Two Dallas area airports may receive emergency state transportation funds in an effort to stave off the effects of federal sequestration, the Texas Department of Transportation announced Wednesday night. The funds – a combined $7 million for airports statewide, according to TxDOT spokesman Mark Cross – still need to be voted on by the Texas Transportation Commission. Cross did not immediately know the funding amounts for Dallas Executive and Collin County Regional airports, the two Dallas-area airports that would be buoyed.

Fort Worth Spinks and Grand Prairie Municipal don’t need the emergency funds as their funding is safe through September, Cross said. He did not know the exact reason for the differentiation. New Braunfels, Brownsville, Easterwood Field College Station, TSTC Waco, Lone Star Executive Houston, Georgetown Muni, San Marcos Muni, Sugarland Regional, Stinson Muni San Antonio, Tyler Pounds Regional and Victoria Regional would also receive funds, if approved.

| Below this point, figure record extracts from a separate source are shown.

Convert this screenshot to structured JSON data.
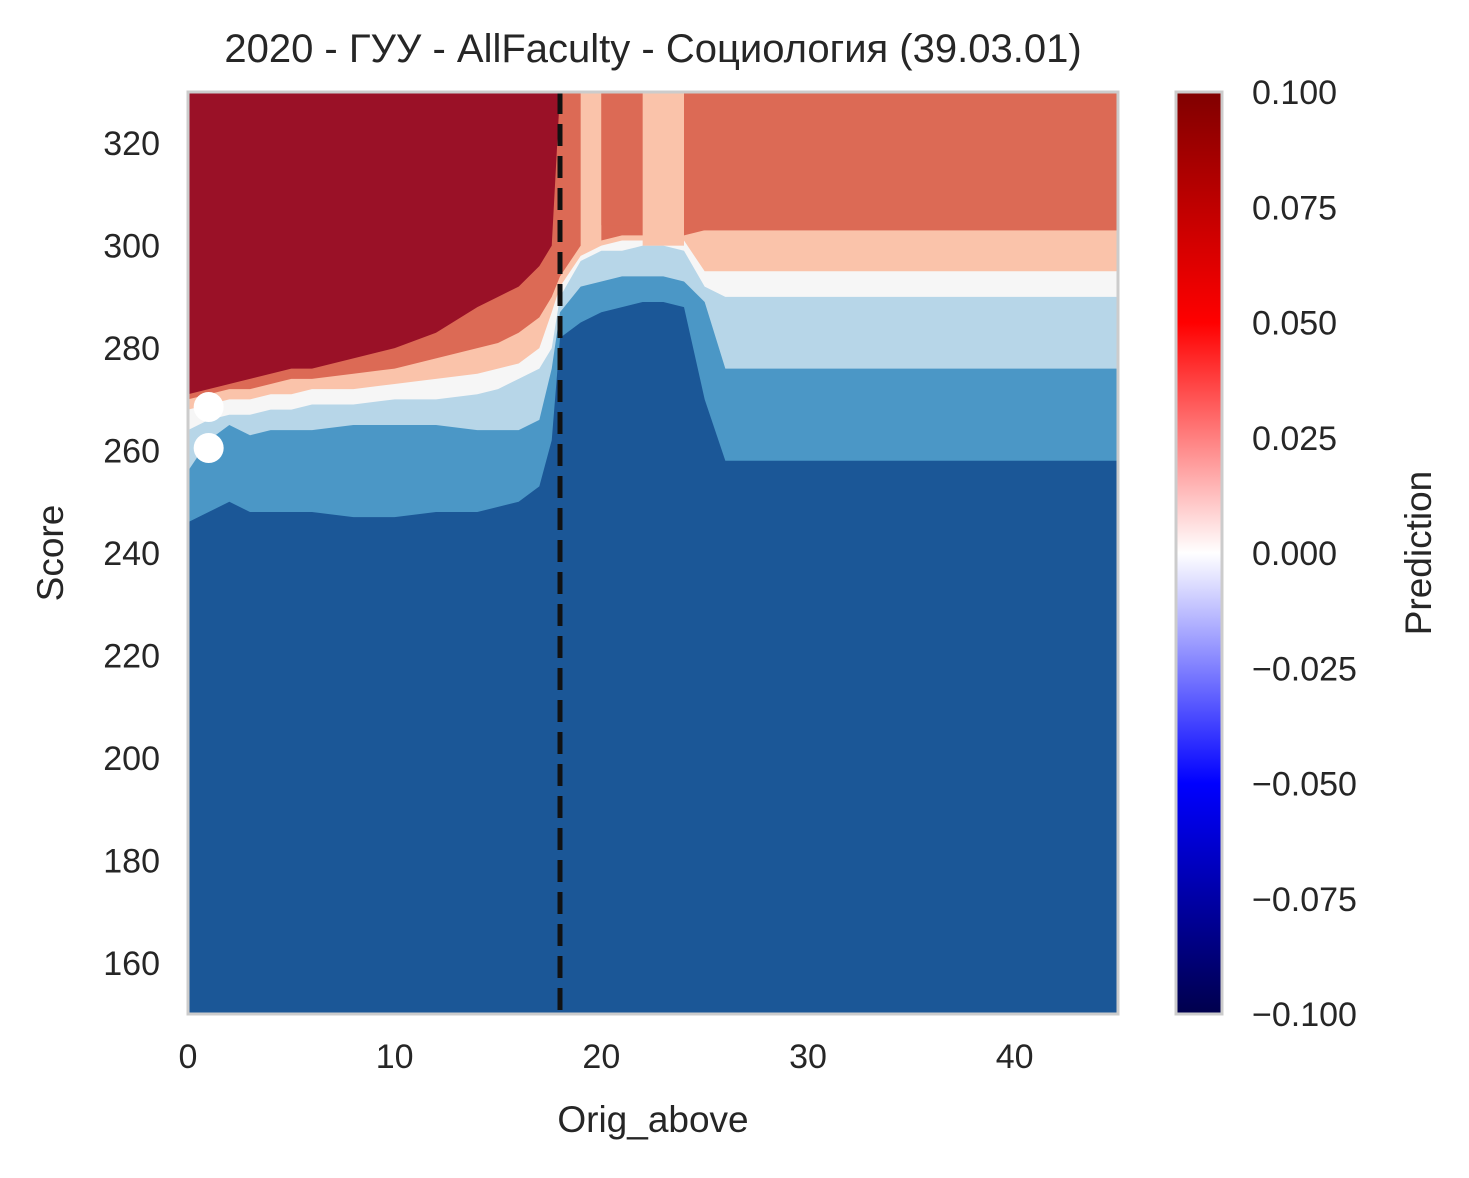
{
  "chart_data": {
    "type": "heatmap",
    "title": "2020 - ГУУ - AllFaculty - Социология (39.03.01)",
    "xlabel": "Orig_above",
    "ylabel": "Score",
    "xlim": [
      0,
      45
    ],
    "ylim": [
      150,
      330
    ],
    "x_ticks": [
      0,
      10,
      20,
      30,
      40
    ],
    "y_ticks": [
      160,
      180,
      200,
      220,
      240,
      260,
      280,
      300,
      320
    ],
    "grid": false,
    "colorbar": {
      "label": "Prediction",
      "colormap": "seismic",
      "range": [
        -0.1,
        0.1
      ],
      "ticks": [
        "0.100",
        "0.075",
        "0.050",
        "0.025",
        "0.000",
        "−0.025",
        "−0.050",
        "−0.075",
        "−0.100"
      ]
    },
    "level_colors": [
      "#1b5797",
      "#4b97c6",
      "#b7d6e8",
      "#f6f6f6",
      "#fac3aa",
      "#dc6a55",
      "#9a1127"
    ],
    "level_boundaries": [
      {
        "x": [
          0,
          1,
          2,
          3,
          4,
          5,
          6,
          8,
          10,
          12,
          14,
          16,
          17,
          17.6,
          18,
          19,
          20,
          21,
          22,
          23,
          24,
          25,
          26,
          30,
          35,
          45
        ],
        "y": [
          246,
          248,
          250,
          248,
          248,
          248,
          248,
          247,
          247,
          248,
          248,
          250,
          253,
          262,
          282,
          285,
          287,
          288,
          289,
          289,
          288,
          270,
          258,
          258,
          258,
          258
        ]
      },
      {
        "x": [
          0,
          1,
          2,
          3,
          4,
          5,
          6,
          8,
          10,
          12,
          14,
          15,
          16,
          17,
          17.6,
          18,
          19,
          20,
          21,
          22,
          23,
          24,
          25,
          26,
          30,
          35,
          45
        ],
        "y": [
          256,
          262,
          265,
          263,
          264,
          264,
          264,
          265,
          265,
          265,
          264,
          264,
          264,
          266,
          276,
          287,
          292,
          293,
          294,
          294,
          294,
          293,
          289,
          276,
          276,
          276,
          276
        ]
      },
      {
        "x": [
          0,
          1,
          2,
          3,
          4,
          5,
          6,
          8,
          10,
          12,
          14,
          15,
          16,
          17,
          17.6,
          18,
          19,
          20,
          21,
          22,
          23,
          24,
          25,
          26,
          30,
          35,
          45
        ],
        "y": [
          264,
          266,
          267,
          267,
          268,
          268,
          269,
          269,
          270,
          270,
          271,
          272,
          274,
          276,
          280,
          290,
          297,
          299,
          299,
          300,
          300,
          299,
          292,
          290,
          290,
          290,
          290
        ]
      },
      {
        "x": [
          0,
          1,
          2,
          3,
          4,
          5,
          6,
          8,
          10,
          12,
          14,
          15,
          16,
          17,
          17.6,
          18,
          19,
          20,
          21,
          22,
          23,
          24,
          25,
          26,
          30,
          35,
          45
        ],
        "y": [
          268,
          269,
          270,
          270,
          271,
          271,
          272,
          272,
          273,
          274,
          275,
          276,
          277,
          280,
          287,
          292,
          298,
          300,
          301,
          301,
          302,
          301,
          295,
          295,
          295,
          295,
          295
        ]
      },
      {
        "x": [
          0,
          1,
          2,
          3,
          4,
          5,
          6,
          8,
          10,
          12,
          14,
          15,
          16,
          17,
          17.6,
          18,
          19,
          20,
          21,
          22,
          23,
          24,
          25,
          26,
          30,
          35,
          45
        ],
        "y": [
          270,
          271,
          272,
          272,
          273,
          274,
          274,
          275,
          276,
          278,
          280,
          281,
          283,
          286,
          290,
          294,
          300,
          301,
          302,
          302,
          303,
          302,
          303,
          303,
          303,
          303,
          303
        ]
      },
      {
        "x": [
          0,
          1,
          2,
          3,
          4,
          5,
          6,
          8,
          10,
          12,
          14,
          15,
          16,
          17,
          17.6,
          18,
          19,
          20,
          21,
          22,
          23,
          24,
          25,
          26,
          30,
          35,
          45
        ],
        "y": [
          271,
          272,
          273,
          274,
          275,
          276,
          276,
          278,
          280,
          283,
          288,
          290,
          292,
          296,
          300,
          330,
          330,
          330,
          330,
          330,
          330,
          330,
          330,
          330,
          330,
          330,
          330
        ]
      }
    ],
    "upper_band_columns": [
      {
        "x0": 19,
        "x1": 20,
        "level": 4
      },
      {
        "x0": 20,
        "x1": 22,
        "level": 5,
        "y0": 304
      },
      {
        "x0": 22,
        "x1": 24,
        "level": 4
      },
      {
        "x0": 24,
        "x1": 45,
        "level": 5,
        "y0": 303
      }
    ],
    "vline": {
      "x": 18,
      "style": "dashed",
      "color": "#111111"
    },
    "points": [
      {
        "x": 1,
        "y": 268.5,
        "color": "#ffffff"
      },
      {
        "x": 1,
        "y": 260.5,
        "color": "#ffffff"
      }
    ]
  }
}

“Safety is the primary reason we felt a need to take immediate action for the air travelers and business aircraft that use these airports,” said Fred Underwood, Texas Transportation commissioner, in a statement. “I am proud of our leaders for taking this extraordinary measure to ensure that those relying on these municipal airports will be able to depart and arrive safely and efficiently.”

Control towers at Dallas Executive and Collin County Regional were expected to shut down April 7, the Morning News reported last week. The emergency request came at the behest of Governor Rick Perry.

“While President Obama has chosen to make sequestration as painful as possible, I cannot with good conscience allow him to put his political agenda ahead of public safety,” Perry said in a letter to state Transportation Commission chairman Ted Houghton, according to the American- Statesman.